Pandemia
Escolas do Ensino Infantil ainda seguirão fechadas
Nenhuma das instituições recebeu a vistoria da Vigilância e apenas três tiveram o protocolo aprovado
Divulgação -
A partir desta quinta-feira (1º) as escolas privadas de Educação Infantil já podem reabrir as portas, obedecendo os protocolos sanitários. Porém, em Pelotas, nenhuma delas retornou às atividades. Para isso acontecer todas precisam ter o plano de contingenciamento aprovado pelo Centro de Operações de Emergência em Saúde para a Educação (COE-E) e, em seguida, uma vistoria feita pela Vigilância Sanitária. Até o momento, nenhuma delas passou por todo processo.
De acordo com a representante do Sindicreches no COE-E, Luciana Wachholz, até quarta-feira, 24 planos tinham sido enviados. Desses, apenas três foram aprovados e outros oito foram enviados novamente aos proprietários, solicitando outras adequações. “Hoje já começam as marcações das vistorias dessas três escolas”. Ela garante que a equipe está empenhada para fazer a reabertura acontecer, mas sempre colocando a segurança e saúde em primeiro lugar. “Estamos ansiosos, mas temos um compromisso com os pais”, disse, assegurando que todas as medidas sanitárias necessárias estão sendo tomadas. Não é possível saber quantos planos serão recebidos, já que enviar é uma avaliação particular de cada uma.
A equipe diretiva do Colégio Gonzaga estará reunida nesta manhã para tomar as devidas decisões. De acordo com o diretor Carlos Santo, tudo indica que eles retornarão com poucos alunos, mas a data de início só será definida no encontro da equipe. Até quarta, a escola estava realizando uma enquete com os pais para saber quais necessitam da escola aberta. O resultado também será conhecido na reunião. Entretanto, mesmo que o Gonzaga firme uma data de reabertura ainda é preciso aguardar a visita da Vigilância Sanitária. Santo explica que o plano de contingenciamento foi entregue em junho e recentemente ele ficou sabendo da aprovação, mas para efetivar a abertura ainda falta a visita. “E não sabemos quando ocorrerá”, completou.
Na Escola Érico Veríssimo a situação não é muito diferente.

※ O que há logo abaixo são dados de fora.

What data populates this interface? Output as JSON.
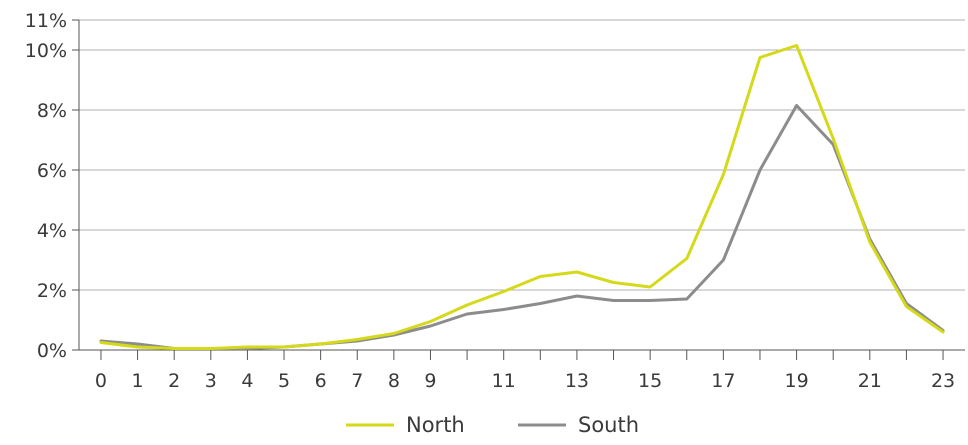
{
  "chart_data": {
    "type": "line",
    "title": "",
    "xlabel": "",
    "ylabel": "",
    "x": [
      0,
      1,
      2,
      3,
      4,
      5,
      6,
      7,
      8,
      9,
      10,
      11,
      12,
      13,
      14,
      15,
      16,
      17,
      18,
      19,
      20,
      21,
      22,
      23
    ],
    "x_tick_labels": [
      "0",
      "1",
      "2",
      "3",
      "4",
      "5",
      "6",
      "7",
      "8",
      "9",
      "11",
      "13",
      "15",
      "17",
      "19",
      "21",
      "23"
    ],
    "x_tick_values": [
      0,
      1,
      2,
      3,
      4,
      5,
      6,
      7,
      8,
      9,
      11,
      13,
      15,
      17,
      19,
      21,
      23
    ],
    "xlim": [
      -0.6,
      23.6
    ],
    "y_tick_labels": [
      "0%",
      "2%",
      "4%",
      "6%",
      "8%",
      "10%",
      "11%"
    ],
    "y_tick_values": [
      0,
      2,
      4,
      6,
      8,
      10,
      11
    ],
    "ylim": [
      0,
      11
    ],
    "grid": "horizontal",
    "legend_position": "bottom-center",
    "series": [
      {
        "name": "North",
        "color": "#d4d91a",
        "values": [
          0.25,
          0.1,
          0.05,
          0.05,
          0.1,
          0.1,
          0.2,
          0.35,
          0.55,
          0.95,
          1.5,
          1.95,
          2.45,
          2.6,
          2.25,
          2.1,
          3.05,
          5.85,
          9.75,
          10.15,
          7.05,
          3.6,
          1.45,
          0.6
        ]
      },
      {
        "name": "South",
        "color": "#8c8c8c",
        "values": [
          0.3,
          0.2,
          0.05,
          0.05,
          0.05,
          0.1,
          0.2,
          0.3,
          0.5,
          0.8,
          1.2,
          1.35,
          1.55,
          1.8,
          1.65,
          1.65,
          1.7,
          3.0,
          6.0,
          8.15,
          6.85,
          3.7,
          1.55,
          0.65
        ]
      }
    ]
  }
}
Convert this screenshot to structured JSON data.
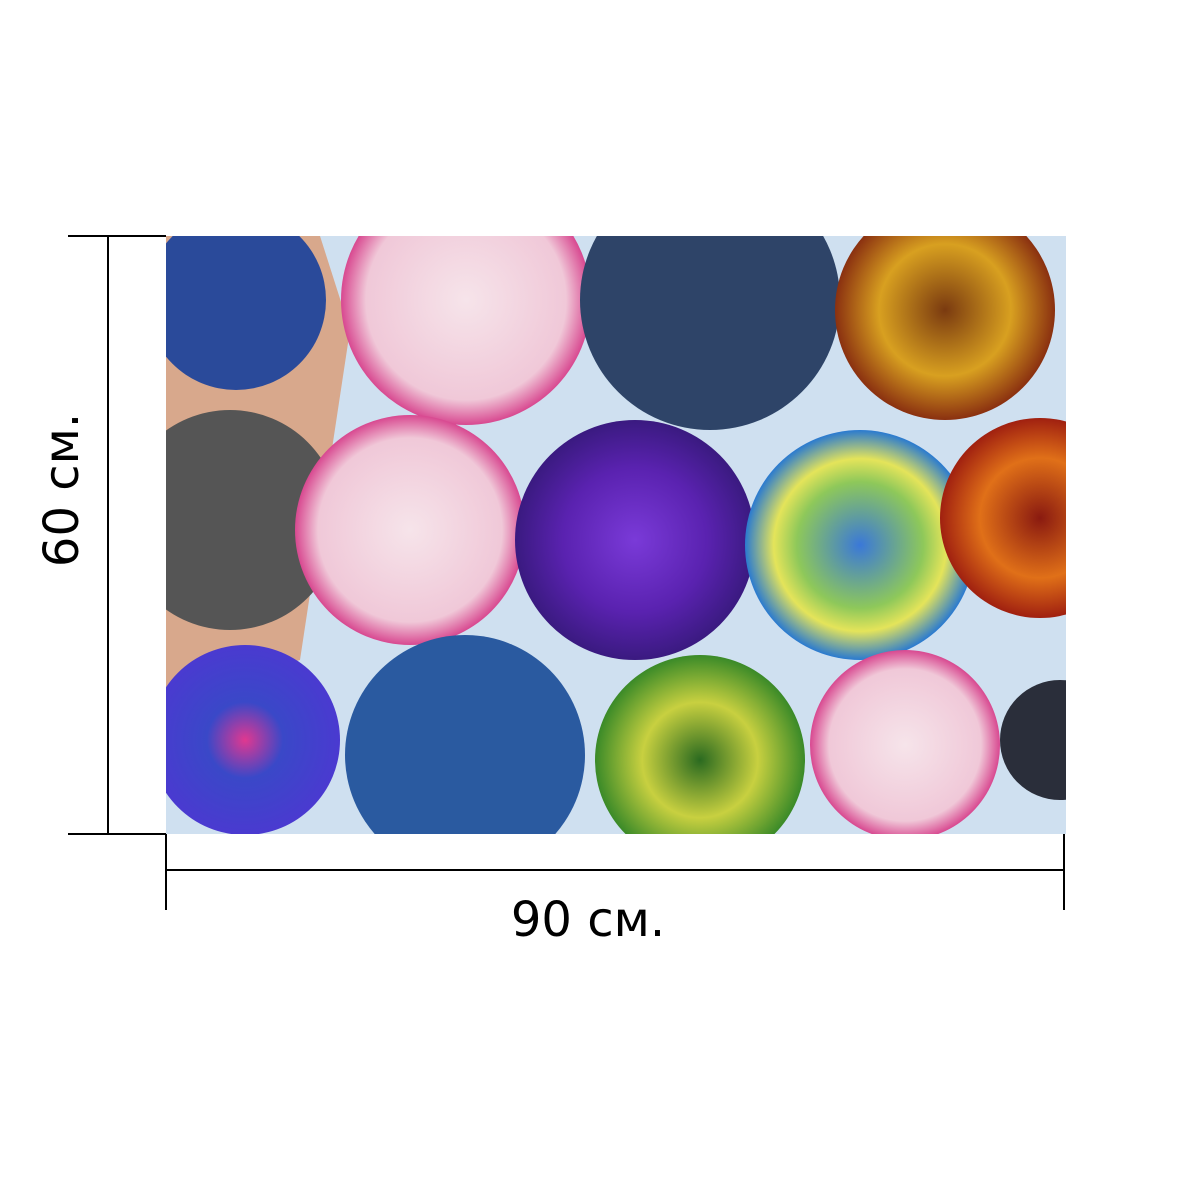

De acordo com Dora Votto, responsável pela parte administrativa do colégio, os pais também estão respondendo uma enquete. Assim, a Érico Veríssimo conseguirá avaliar quantos alunos necessitam do retorno. O plano de contingenciamento já foi enviado, mas ainda não receberam resposta de aprovação. “Estava sendo protocolado”, disse.
Com uma realidade bem diferente das escolas maiores, Daiane Campos Bello, proprietária da Gotinhas de Luz Brilhantes, decidiu retornar só em dezembro. “Somente uma das famílias que atendemos gostaria de voltar agora, e como nessa época não tem procura de alunos, a gente não teria condições de manter”, relatou. Os funcionários da escola estão com o salários suspensos e caso voltassem os pagamentos retornariam, mas as mensalidades não seriam integrais. “Optamos por retornar mais tarde na expectativa de alunos novos, já que a maioria dos pais querem a volta após a vacina”, completou.